Para essa maioria, um ponto deve estar fora de qualquer dúvida: a tributação pesa muito. Quando se leva a conversa um pouco adiante, surge a constatação inevitável: paga-se muito ao município, ao Estado e à União e recebe-se menos que o razoável em educação, saúde e segurança, para citar só três serviços essenciais.

Esse detalhe, o uso ineficiente do dinheiro pago pelos contribuintes, nem foi citado na pesquisa. É um lugar-comum e dificilmente alguém se mostraria satisfeito com o uso dos impostos e contribuições. De toda forma, o tema central era a forma de cuidar de um desarranjo, o gasto público frequentemente maior que o valor arrecadado. Quando se perguntou aos entrevistados se tinham ouvido falar desse desequilíbrio, 78% deram resposta positiva; 15%, negativa; e 7% deixaram de responder.

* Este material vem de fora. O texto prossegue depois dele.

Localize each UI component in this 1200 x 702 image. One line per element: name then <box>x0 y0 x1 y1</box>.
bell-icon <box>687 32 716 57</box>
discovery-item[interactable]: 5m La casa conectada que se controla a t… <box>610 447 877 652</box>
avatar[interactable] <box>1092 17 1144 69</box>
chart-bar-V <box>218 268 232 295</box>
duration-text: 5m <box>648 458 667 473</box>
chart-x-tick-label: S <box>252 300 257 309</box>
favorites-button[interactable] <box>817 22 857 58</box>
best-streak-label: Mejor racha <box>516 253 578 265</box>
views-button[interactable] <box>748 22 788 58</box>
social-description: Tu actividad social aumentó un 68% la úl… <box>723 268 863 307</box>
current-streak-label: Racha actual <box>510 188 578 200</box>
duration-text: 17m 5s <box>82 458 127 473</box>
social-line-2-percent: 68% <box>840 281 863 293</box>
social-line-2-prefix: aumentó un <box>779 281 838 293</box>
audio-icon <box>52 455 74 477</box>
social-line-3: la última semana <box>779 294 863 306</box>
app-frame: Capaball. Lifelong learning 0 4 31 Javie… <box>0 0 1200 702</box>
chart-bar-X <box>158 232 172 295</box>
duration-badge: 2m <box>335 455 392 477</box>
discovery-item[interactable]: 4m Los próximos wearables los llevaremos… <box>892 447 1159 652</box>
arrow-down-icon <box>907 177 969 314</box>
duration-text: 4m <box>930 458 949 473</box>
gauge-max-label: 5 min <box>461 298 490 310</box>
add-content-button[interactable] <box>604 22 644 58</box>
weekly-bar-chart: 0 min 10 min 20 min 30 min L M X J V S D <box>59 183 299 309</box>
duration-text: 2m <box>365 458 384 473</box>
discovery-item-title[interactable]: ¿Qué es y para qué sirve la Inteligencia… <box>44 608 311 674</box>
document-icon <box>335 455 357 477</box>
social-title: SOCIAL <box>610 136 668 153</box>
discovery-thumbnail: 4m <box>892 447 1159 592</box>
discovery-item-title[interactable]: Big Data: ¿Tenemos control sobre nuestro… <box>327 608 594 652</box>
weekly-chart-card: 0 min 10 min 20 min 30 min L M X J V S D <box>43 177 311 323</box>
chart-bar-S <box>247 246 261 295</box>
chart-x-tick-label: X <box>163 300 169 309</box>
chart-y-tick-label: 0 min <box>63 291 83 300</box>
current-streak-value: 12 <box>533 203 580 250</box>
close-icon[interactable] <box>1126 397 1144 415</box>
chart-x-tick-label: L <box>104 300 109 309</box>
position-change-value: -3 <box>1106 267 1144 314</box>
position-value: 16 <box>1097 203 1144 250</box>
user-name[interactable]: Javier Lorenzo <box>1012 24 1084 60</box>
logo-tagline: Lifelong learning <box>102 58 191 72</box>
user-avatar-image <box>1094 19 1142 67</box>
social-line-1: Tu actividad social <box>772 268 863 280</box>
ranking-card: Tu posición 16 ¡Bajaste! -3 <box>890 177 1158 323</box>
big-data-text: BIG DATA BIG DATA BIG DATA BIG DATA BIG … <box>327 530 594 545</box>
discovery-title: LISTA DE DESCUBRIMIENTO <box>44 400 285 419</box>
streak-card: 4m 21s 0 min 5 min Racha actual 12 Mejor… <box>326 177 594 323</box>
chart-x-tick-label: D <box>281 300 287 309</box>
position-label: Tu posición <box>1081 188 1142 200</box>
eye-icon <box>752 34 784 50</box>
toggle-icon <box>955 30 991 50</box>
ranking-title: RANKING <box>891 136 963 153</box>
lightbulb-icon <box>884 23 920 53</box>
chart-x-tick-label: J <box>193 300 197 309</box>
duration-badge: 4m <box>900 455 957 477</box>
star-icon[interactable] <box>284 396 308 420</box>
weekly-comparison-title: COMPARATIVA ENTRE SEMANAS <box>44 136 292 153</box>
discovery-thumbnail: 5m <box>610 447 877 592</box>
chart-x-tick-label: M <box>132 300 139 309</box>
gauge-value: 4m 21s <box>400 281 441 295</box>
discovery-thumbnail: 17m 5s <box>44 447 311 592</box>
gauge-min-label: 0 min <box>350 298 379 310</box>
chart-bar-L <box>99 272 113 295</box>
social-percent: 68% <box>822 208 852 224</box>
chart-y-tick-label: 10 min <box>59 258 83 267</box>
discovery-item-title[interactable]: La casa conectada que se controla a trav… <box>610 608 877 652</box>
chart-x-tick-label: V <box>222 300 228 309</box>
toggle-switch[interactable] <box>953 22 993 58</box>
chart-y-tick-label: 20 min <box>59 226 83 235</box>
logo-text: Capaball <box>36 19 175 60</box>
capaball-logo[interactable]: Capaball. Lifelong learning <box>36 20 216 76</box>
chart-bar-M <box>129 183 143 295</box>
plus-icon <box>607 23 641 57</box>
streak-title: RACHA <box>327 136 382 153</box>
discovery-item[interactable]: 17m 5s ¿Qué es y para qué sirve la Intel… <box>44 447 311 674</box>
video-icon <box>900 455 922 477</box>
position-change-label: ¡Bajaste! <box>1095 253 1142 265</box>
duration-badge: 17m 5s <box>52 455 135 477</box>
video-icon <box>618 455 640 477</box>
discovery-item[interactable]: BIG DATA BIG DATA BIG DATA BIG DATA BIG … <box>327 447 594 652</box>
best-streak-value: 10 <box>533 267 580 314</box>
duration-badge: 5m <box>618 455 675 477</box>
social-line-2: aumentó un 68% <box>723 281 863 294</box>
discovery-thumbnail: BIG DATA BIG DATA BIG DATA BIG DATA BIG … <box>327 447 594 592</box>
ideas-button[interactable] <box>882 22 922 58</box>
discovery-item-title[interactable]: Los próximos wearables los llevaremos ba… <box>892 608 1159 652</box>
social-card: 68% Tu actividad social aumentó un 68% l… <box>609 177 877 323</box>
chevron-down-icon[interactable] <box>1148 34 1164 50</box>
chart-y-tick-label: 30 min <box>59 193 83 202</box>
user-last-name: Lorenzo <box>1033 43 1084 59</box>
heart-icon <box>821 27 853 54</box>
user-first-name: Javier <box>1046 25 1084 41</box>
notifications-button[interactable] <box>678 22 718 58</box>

Algumas perguntas foram apresentadas com listas de respostas possíveis. Isso poderia justificar alguma suspeita de indução. Não há, no entanto, como menosprezar a concentração de preferência por alguns itens. Medidas para redução de gastos com pessoal foram apontadas por 63% dos consultados: 24% defenderam congelamento de salários, 18% propuseram a diminuição de funcionários em cargos comissionados, 11% sugeriram interrupção de contratações e 10% mencionaram o corte de auxílios e benefícios. Outros 8% recomendaram a contenção de despesas com terceirização de serviços e itens de consumo, como telefone, aluguéis, locação de equipamentos, etc. Quando se pediu a cada entrevistado uma lista de três opções, o resultado geral se manteve, com indicação majoritária de medidas de economia com a folha de pessoal.

Só 3% mencionaram redução do programa Bolsa Família e 2%, o corte do Minha Casa, Minha Vida. Nenhuma resposta apontou a diminuição de subsídios ao crédito agrícola e industrial como saída. Não têm motivos de queixa quanto a este ponto os porta-vozes da indústria e da agricultura. Mas outro item pode justificar alguma preocupação para o governo: só 3% escolheram o aumento da idade mínima para aposentadoria como remédio para o problema das contas públicas. Com ou sem pesquisa, a maioria dos parlamentares deve ter uma boa ideia da resistência à inclusão desse ponto num projeto de reforma da Previdência. O governo deverá, sem surpresa, estar preparado também para essa discussão. Coincidência: anteontem o presidente em exercício Michel Temer disse estar preparado para enfrentar todas as resistências.

Enfim, um excelente motivo político para evitar propostas de elevação temporária de tributos: 84% dos entrevistados disseram desconfiar de qualquer promessa desse tipo. Os brasileiros têm razões mais que suficientes para a descrença. Se a tributação temporária for criada com apoio – e interesse – dos governadores, como seria, provavelmente, o caso do imposto do cheque, a CPMF, só os muito otimistas serão capazes de acreditar.